Origem: Revista Palavras de Edificação 44

Adoração Cristã

Os dois grandes elementos da adoração Cristã são a presença do Espírito Santo e a lembrança do sacrifício de Cristo, a qual é comemorada na ceia do Senhor.

Porém, nesta adoração, as afeições estão conectadas com todo o nosso relacionamento com Deus e aí são desenvolvidas. Deus, em Sua majestade, é adorado. Os dons de Sua própria providência são reconhecidos. Ele, que é Espírito, é adorado em espírito e em verdade. Apresentamos a Deus, como nosso Pai – o Pai de nosso Senhor Jesus Cristo – a expressão das santas afeições que Ele produziu em nós; pois Ele nos buscou quando estávamos bem longe, e nos trouxe para junto de Si como Seus filhos amados, dando-nos o Espírito de adoção e associando-nos (maravilhosa graça!) com Seu bem amado Filho. Adoramos a nosso Deus-Salvador, que nos purificou de nossos pecados e nos colocou em Sua presença imaculada, Sua santidade e a Sua justiça, que foram tão maravilhosamente manifestadas em nossa redenção, tem sido para nós uma fonte de gozo que não finda; pois por meio da perfeita obra de Cristo estamos na luz assim como Ele mesmo está na luz.

É o próprio Espírito Santo que nos revela essas coisas celestiais, e a glória que há de vir, e que opera em nós a fim de produzir afeições adequadas a tal bem-aventurado parentesco com Deus. É Ele o vínculo de união entre essas coisas e o coração. Mas, atraindo a nossa alma, Ele nos faz sentir que somos filhos da mesma família e membros do mesmo corpo; unindo-nos, por meio das mútuas afeições e sentimentos que nos são comuns, nesta adoração elevada a Ele que é o objeto de nossa adoração. O próprio Senhor Jesus encontra-Se presente em nosso meio, em conformidade com Sua promessa.

Em poucas palavras, a adoração é exercitada em conexão com a mais doce lembrança de Seu amor, quer consideremos Sua obra na cruz, ou tenhamos em mente Sua sempre atual e terna afeição para conosco. Ele deseja que nos lembremos d’Ele. Doce e precioso pensamento!

Oh! que gozo traz para nossa alma, e ainda, ao mesmo tempo, quão solene deve ser tal adoração! Que tipo de vida deveríamos ter o cuidado de levar a fim de rendermos tal adoração! Quão vigilantes deveríamos ser de nosso próprio espírito! Quão sensível quanto ao mal! Com que fervor[6] devemos buscar a presença e direção do Espírito Santo, a fim de render tal adoração adequadamente! Ainda assim, deveria ser muito simples e sincera; pois a verdadeira afeição é sempre simples, e ao mesmo tempo devota, já que o senso de tais interesses comunica devoção.

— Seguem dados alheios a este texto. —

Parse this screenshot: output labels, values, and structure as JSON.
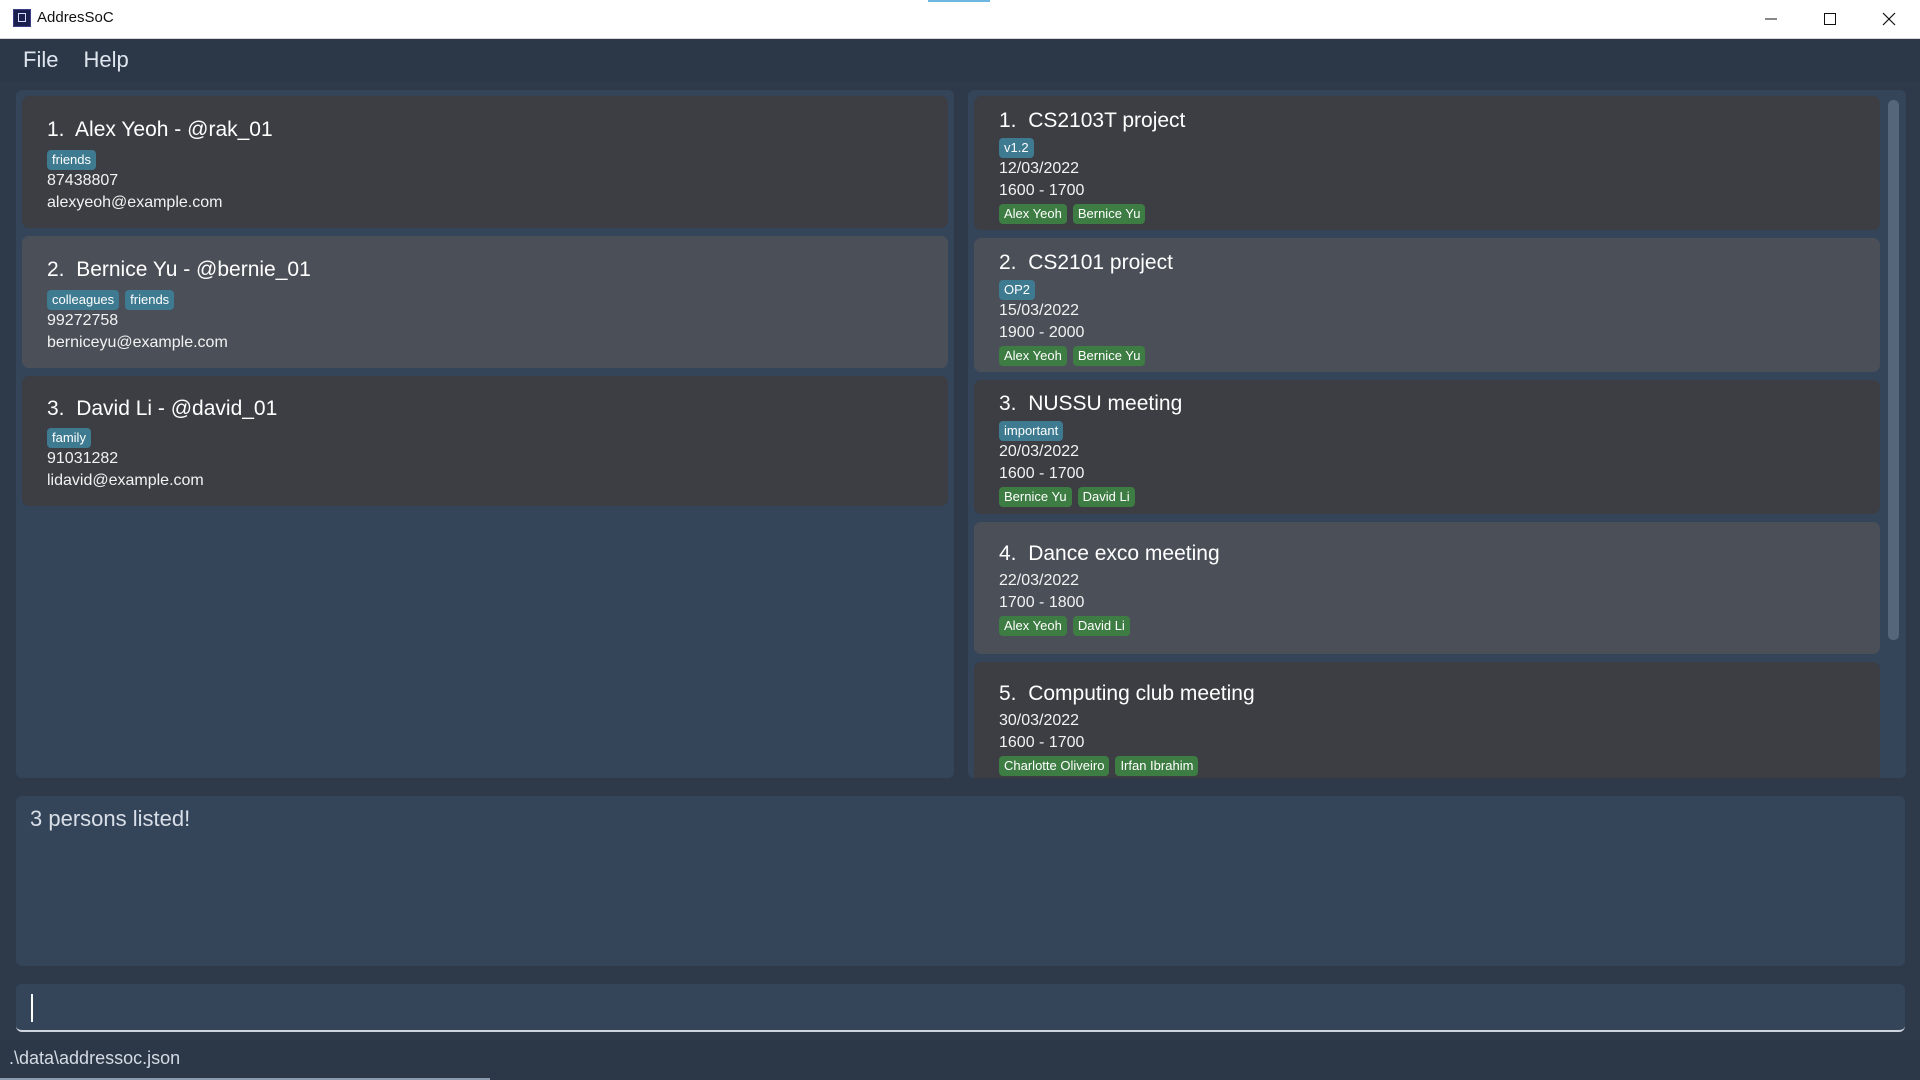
{
  "window": {
    "title": "AddresSoC",
    "icon": "app-icon"
  },
  "menu": {
    "items": [
      "File",
      "Help"
    ]
  },
  "persons": [
    {
      "index": "1.",
      "name": "Alex Yeoh",
      "handle": "@rak_01",
      "tags": [
        "friends"
      ],
      "phone": "87438807",
      "email": "alexyeoh@example.com"
    },
    {
      "index": "2.",
      "name": "Bernice Yu",
      "handle": "@bernie_01",
      "tags": [
        "colleagues",
        "friends"
      ],
      "phone": "99272758",
      "email": "berniceyu@example.com"
    },
    {
      "index": "3.",
      "name": "David Li",
      "handle": "@david_01",
      "tags": [
        "family"
      ],
      "phone": "91031282",
      "email": "lidavid@example.com"
    }
  ],
  "events": [
    {
      "index": "1.",
      "name": "CS2103T project",
      "tags": [
        "v1.2"
      ],
      "date": "12/03/2022",
      "time": "1600 - 1700",
      "participants": [
        "Alex Yeoh",
        "Bernice Yu"
      ]
    },
    {
      "index": "2.",
      "name": "CS2101 project",
      "tags": [
        "OP2"
      ],
      "date": "15/03/2022",
      "time": "1900 - 2000",
      "participants": [
        "Alex Yeoh",
        "Bernice Yu"
      ]
    },
    {
      "index": "3.",
      "name": "NUSSU meeting",
      "tags": [
        "important"
      ],
      "date": "20/03/2022",
      "time": "1600 - 1700",
      "participants": [
        "Bernice Yu",
        "David Li"
      ]
    },
    {
      "index": "4.",
      "name": "Dance exco meeting",
      "tags": [],
      "date": "22/03/2022",
      "time": "1700 - 1800",
      "participants": [
        "Alex Yeoh",
        "David Li"
      ]
    },
    {
      "index": "5.",
      "name": "Computing club meeting",
      "tags": [],
      "date": "30/03/2022",
      "time": "1600 - 1700",
      "participants": [
        "Charlotte Oliveiro",
        "Irfan Ibrahim"
      ]
    }
  ],
  "result": {
    "message": "3 persons listed!"
  },
  "command": {
    "value": ""
  },
  "status": {
    "file_path": ".\\data\\addressoc.json"
  },
  "colors": {
    "background": "#2e3a4a",
    "panel": "#354559",
    "card": "#3c3e43",
    "card_selected": "#4a4f58",
    "tag_blue": "#3e7b91",
    "tag_green": "#3d7c42"
  }
}
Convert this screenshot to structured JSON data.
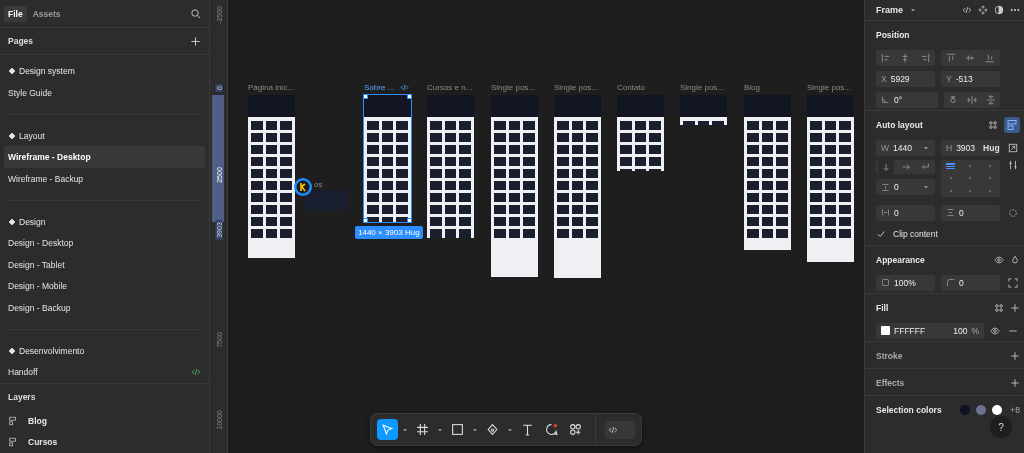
{
  "left_panel": {
    "tabs": [
      {
        "label": "File",
        "selected": true
      },
      {
        "label": "Assets",
        "selected": false
      }
    ],
    "pages_title": "Pages",
    "pages": [
      {
        "kind": "section",
        "label": "Design system"
      },
      {
        "kind": "page",
        "label": "Style Guide",
        "selected": false,
        "dev": false
      },
      {
        "kind": "divider"
      },
      {
        "kind": "section",
        "label": "Layout"
      },
      {
        "kind": "page",
        "label": "Wireframe - Desktop",
        "selected": true,
        "dev": false
      },
      {
        "kind": "page",
        "label": "Wireframe - Backup",
        "selected": false,
        "dev": false
      },
      {
        "kind": "divider"
      },
      {
        "kind": "section",
        "label": "Design"
      },
      {
        "kind": "page",
        "label": "Design - Desktop",
        "selected": false,
        "dev": false
      },
      {
        "kind": "page",
        "label": "Design - Tablet",
        "selected": false,
        "dev": false
      },
      {
        "kind": "page",
        "label": "Design - Mobile",
        "selected": false,
        "dev": false
      },
      {
        "kind": "page",
        "label": "Design - Backup",
        "selected": false,
        "dev": false
      },
      {
        "kind": "divider"
      },
      {
        "kind": "section",
        "label": "Desenvolvimento"
      },
      {
        "kind": "page",
        "label": "Handoff",
        "selected": false,
        "dev": true
      }
    ],
    "layers_title": "Layers",
    "layers": [
      {
        "label": "Blog"
      },
      {
        "label": "Cursos"
      }
    ]
  },
  "canvas": {
    "ruler": [
      {
        "label": "-2500",
        "selected": false
      },
      {
        "label": "0",
        "selected": true
      },
      {
        "label": "2500",
        "selected": false
      },
      {
        "label": "3903",
        "selected": true
      },
      {
        "label": "7500",
        "selected": false
      },
      {
        "label": "10000",
        "selected": false
      }
    ],
    "frames": [
      {
        "label": "Página inic...",
        "selected": false
      },
      {
        "label": "Sobre ...",
        "selected": true
      },
      {
        "label": "Cursos e n...",
        "selected": false
      },
      {
        "label": "Single pos...",
        "selected": false
      },
      {
        "label": "Single pos...",
        "selected": false
      },
      {
        "label": "Contato",
        "selected": false
      },
      {
        "label": "Single pos...",
        "selected": false
      },
      {
        "label": "Blog",
        "selected": false
      },
      {
        "label": "Single pos...",
        "selected": false
      }
    ],
    "selection_size": "1440 × 3903 Hug",
    "collaborator_label": "os"
  },
  "toolbar": {
    "tools": [
      {
        "kind": "move",
        "selected": true,
        "menu": true
      },
      {
        "kind": "frame",
        "selected": false,
        "menu": true
      },
      {
        "kind": "shape",
        "selected": false,
        "menu": true
      },
      {
        "kind": "pen",
        "selected": false,
        "menu": true
      },
      {
        "kind": "text",
        "selected": false,
        "menu": false
      },
      {
        "kind": "comment",
        "selected": false,
        "menu": false
      },
      {
        "kind": "actions",
        "selected": false,
        "menu": false
      }
    ],
    "dev_mode": {
      "on": false
    }
  },
  "inspector": {
    "title": "Frame",
    "position": {
      "title": "Position",
      "x": {
        "label": "X",
        "value": "5929"
      },
      "y": {
        "label": "Y",
        "value": "-513"
      },
      "rotation": {
        "value": "0°"
      }
    },
    "auto_layout": {
      "title": "Auto layout",
      "on": true,
      "width": {
        "label": "W",
        "value": "1440"
      },
      "height": {
        "label": "H",
        "value": "3903",
        "mode": "Hug"
      },
      "direction": [
        {
          "kind": "vertical",
          "selected": true
        },
        {
          "kind": "horizontal",
          "selected": false
        },
        {
          "kind": "wrap",
          "selected": false
        }
      ],
      "alignment": [
        {
          "selected": true
        },
        {
          "selected": false
        },
        {
          "selected": false
        },
        {
          "selected": false
        },
        {
          "selected": false
        },
        {
          "selected": false
        },
        {
          "selected": false
        },
        {
          "selected": false
        },
        {
          "selected": false
        }
      ],
      "gap": {
        "value": "0"
      },
      "padding_horizontal": {
        "value": "0"
      },
      "padding_vertical": {
        "value": "0"
      },
      "clip_content": {
        "label": "Clip content",
        "checked": true
      }
    },
    "appearance": {
      "title": "Appearance",
      "opacity": "100%",
      "corner_radius": "0"
    },
    "fill": {
      "title": "Fill",
      "hex": "FFFFFF",
      "opacity": "100",
      "unit": "%"
    },
    "stroke": {
      "title": "Stroke"
    },
    "effects": {
      "title": "Effects"
    },
    "selection_colors": {
      "title": "Selection colors",
      "colors": [
        {
          "color": "#0e1023"
        },
        {
          "color": "#6b7391"
        },
        {
          "color": "#ffffff"
        }
      ],
      "more": "+8"
    }
  },
  "help": {
    "label": "?"
  }
}
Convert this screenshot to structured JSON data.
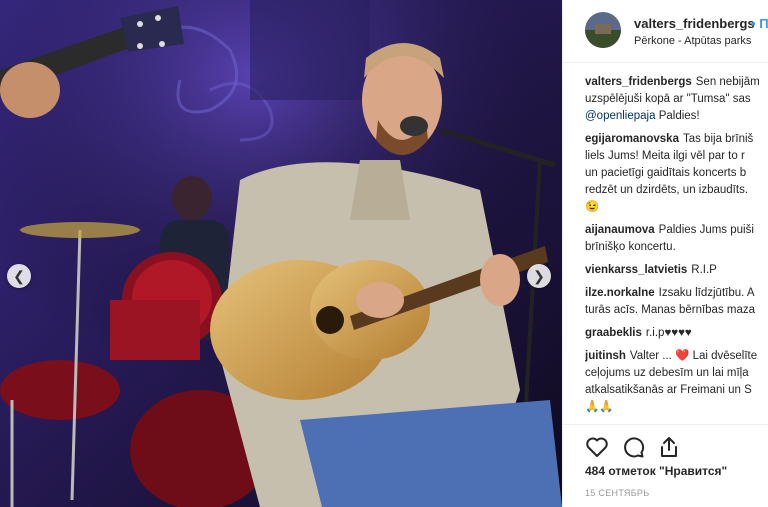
{
  "photo": {
    "alt": "",
    "prev_icon": "chevron-left-icon",
    "next_icon": "chevron-right-icon"
  },
  "header": {
    "username": "valters_fridenbergs",
    "separator": "•",
    "follow_label": "П",
    "location": "Pērkone - Atpūtas parks"
  },
  "comments": [
    {
      "user": "valters_fridenbergs",
      "lines": [
        "Sen nebijām",
        "uzspēlējuši kopā ar \"Tumsa\" sas",
        ""
      ],
      "mention": "@openliepaja",
      "mention_tail": " Paldies!"
    },
    {
      "user": "egijaromanovska",
      "lines": [
        "Tas bija brīniš",
        "liels Jums! Meita ilgi vēl par to r",
        "un pacietīgi gaidītais koncerts b",
        "redzēt un dzirdēts, un izbaudīts."
      ],
      "emoji": "😉"
    },
    {
      "user": "aijanaumova",
      "lines": [
        "Paldies Jums puiši",
        "brīnišķo koncertu."
      ]
    },
    {
      "user": "vienkarss_latvietis",
      "lines": [
        "R.I.P"
      ]
    },
    {
      "user": "ilze.norkalne",
      "lines": [
        "Izsaku līdzjūtību. A",
        "turās acīs. Manas bērnības maza"
      ]
    },
    {
      "user": "graabeklis",
      "lines": [
        "r.i.p♥♥♥♥"
      ]
    },
    {
      "user": "juitinsh",
      "lines": [
        "Valter ... ❤️  Lai dvēselīte",
        "ceļojums uz debesīm un lai mīļa",
        "atkalsatikšanās ar Freimani un S",
        "🙏🙏"
      ]
    }
  ],
  "actions": {
    "like_icon": "heart-icon",
    "comment_icon": "comment-icon",
    "share_icon": "share-icon"
  },
  "likes_text": "484 отметок \"Нравится\"",
  "date_text": "15 СЕНТЯБРЬ",
  "colors": {
    "link": "#003569",
    "follow": "#3897f0",
    "text": "#262626",
    "muted": "#999999"
  }
}
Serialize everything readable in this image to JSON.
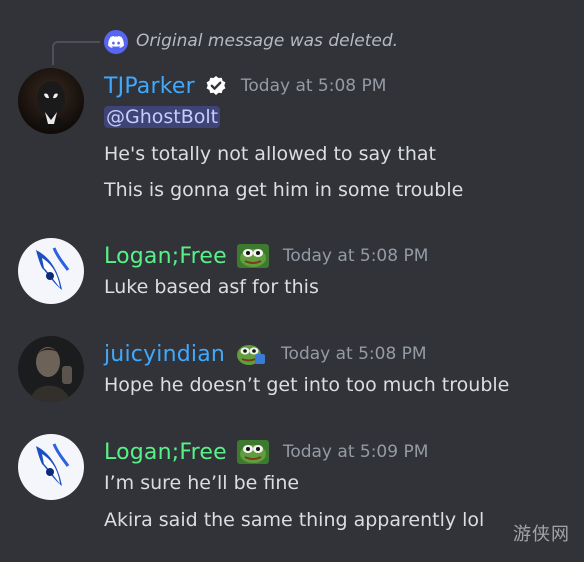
{
  "colors": {
    "background": "#313338",
    "tjparker": "#3fa9ff",
    "logan": "#57f287",
    "juicyindian": "#3fa9ff",
    "mention_bg": "#5865f2"
  },
  "reply": {
    "icon": "discord-icon",
    "text": "Original message was deleted."
  },
  "messages": [
    {
      "username": "TJParker",
      "badge": "verified-check-icon",
      "timestamp": "Today at 5:08 PM",
      "mention": "@GhostBolt",
      "lines": [
        "He's totally not allowed to say that",
        "This is gonna get him in some trouble"
      ]
    },
    {
      "username": "Logan;Free",
      "badge": "pepe-frog-icon",
      "timestamp": "Today at 5:08 PM",
      "lines": [
        "Luke based asf for this"
      ]
    },
    {
      "username": "juicyindian",
      "badge": "pepe-frog-icon",
      "timestamp": "Today at 5:08 PM",
      "lines": [
        "Hope he doesn’t get into too much trouble"
      ]
    },
    {
      "username": "Logan;Free",
      "badge": "pepe-frog-icon",
      "timestamp": "Today at 5:09 PM",
      "lines": [
        "I’m sure he’ll be fine",
        "Akira said the same thing apparently lol"
      ]
    }
  ],
  "watermark": "游侠网"
}
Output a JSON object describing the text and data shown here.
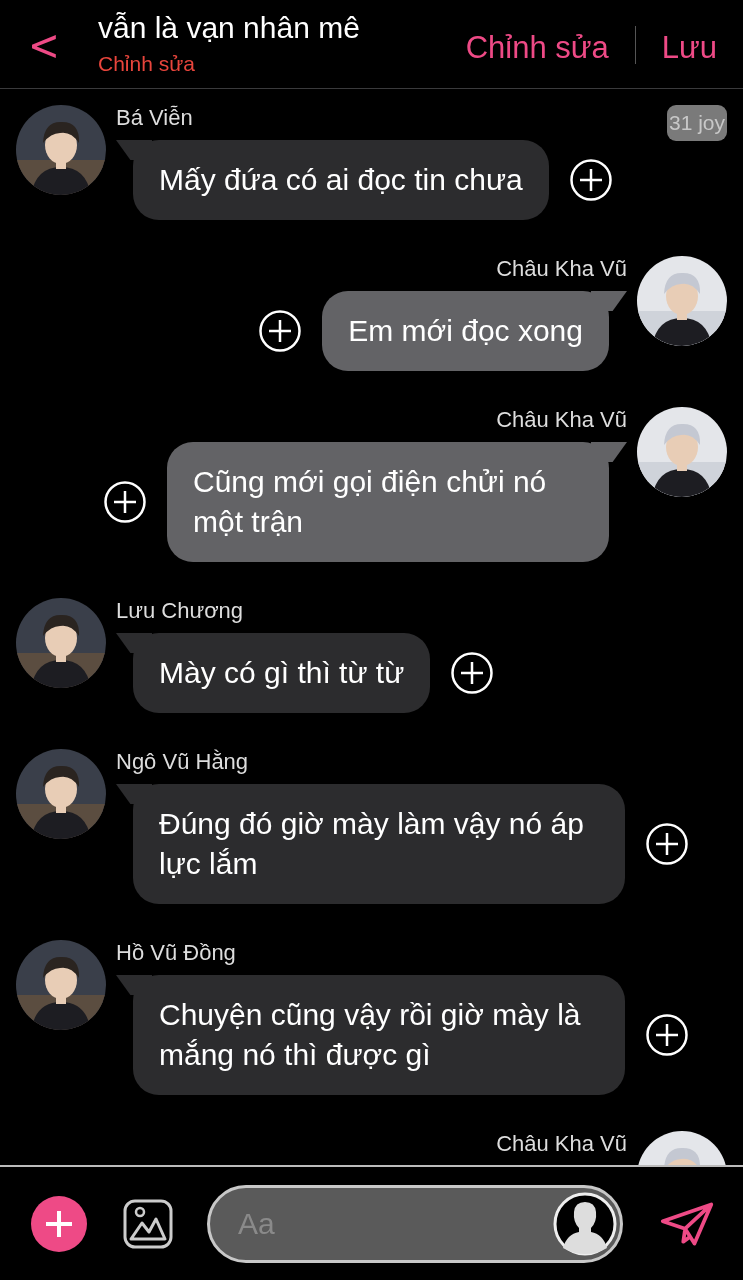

A majestade d’Aquele a Quem adoramos e a grandeza do Seu amor nos dão solenidade em cada atitude nossa ao nos aproximarmos d’Ele. Com que profunda afeição e gratidão devemos, em ocasiões assim, pensar no Salvador, quando fazemos lembrança de todo o Seu amor por nós – permanecendo por meio d’Ele na presença de Deus, longe de todo mal, num antegozo de nossa bênção eterna!
[6] N.do R.: No sentido de ser “diligente” em suas ações e em seu andar. Ver 2 Tm 4:9, 21 – JND

O amor do Pai e do Filho 

Estes dois grandes assuntos com os quais a adoração Cristã se ocupa, – a saber, o amor de Deus nosso Pai, e o amor do Senhor Jesus, em Sua obra e como Cabeça do Seu corpo que é a Igreja, – permitem ligeiras mudanças no caráter da adoração, dependendo do estado daqueles que adoram. Haverá ocasiões em que o Senhor Jesus estará de forma mais especial diante de nossos pensamentos; outras vezes, o pensamento do Pai é que estará mais presente. Somente o Espírito Santo pode nos guiar nisso; mas a sinceridade e espiritualidade da adoração dependerá do estado daqueles que compõem a assembleia. Em coisas assim não há lugar para o esforço próprio. Deve-se lembrar que o crente, que é o canal da adoração, não deve apresentar aquilo que é próprio e peculiar a si mesmo, mas o que é verdadeiramente o exercício gerado pelo Espírito do coração daqueles que compõem a assembleia. Isso nos fará sentir nossa completa dependência no Consolador – o Espírito de verdade – para uma verdadeira adoração a Deus em comunhão. Nada, no entanto, é mais simples ou mais evidente do que a verdade de que a adoração que é feita deve ser a adoração conjunta de todos.